Awaiting the Global Fund announcement

Lauchlan Munro, an associate professor in the University of Ottawa’s school of international development, says the government’s justification for stepping back from these initiatives has him scratching his head.

He, along with aid agencies interviewed for this article, point to the line in the budget that says Canada is reducing funding because the country’s “contribution has grown disproportionately relative to other similar economies.”

Experts in the field say that funding more than other countries is a demonstration of leadership.
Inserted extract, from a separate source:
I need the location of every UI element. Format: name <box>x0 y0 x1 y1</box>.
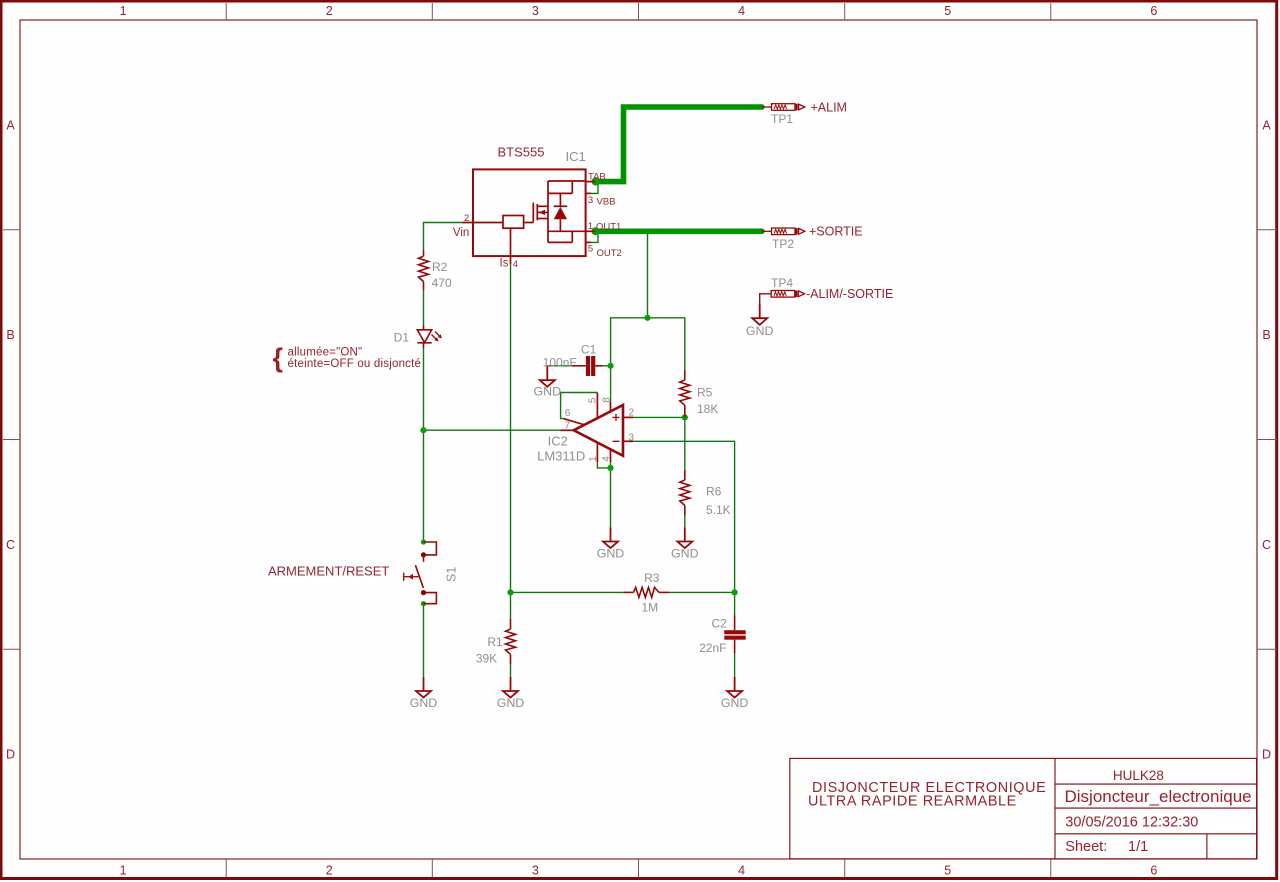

Pulling back on health funding, they say, suggests the lesson of the pandemic — that a contagious disease in one country could soon spread everywhere — has been forgotten. 

“The argument seems to be: ‘well we were a leader but we are just going to go back to being mediocre like everyone else.’ I frankly don’t understand that argument,” Munro said. 

“If we learned anything from COVID it’s that public health is very, very important,” Munro said. “Why would you pull back just because you’re a leader; why would you want to join the laggards?”

In 2022 Canada announced it would contribute $1.2 billion to the Global Fund to fight HIV/AIDS, tuberculosis, malaria and to mitigate the impact of COVID-19 over the following three years. 

Since its founding in 2002, the Global Fund says it has used donations from governments around the world to fund health development programs that have saved more than 70 million lives. 

Houston says the eighth replenishment summit on Nov. 21 in South Africa “will be an interesting test” because Canada’s commitment to the fund going forward will show whether Carney’s government is cutting “global health programming writ large, or whether it’s specific programs.”

He said “these are the questions that need answers.”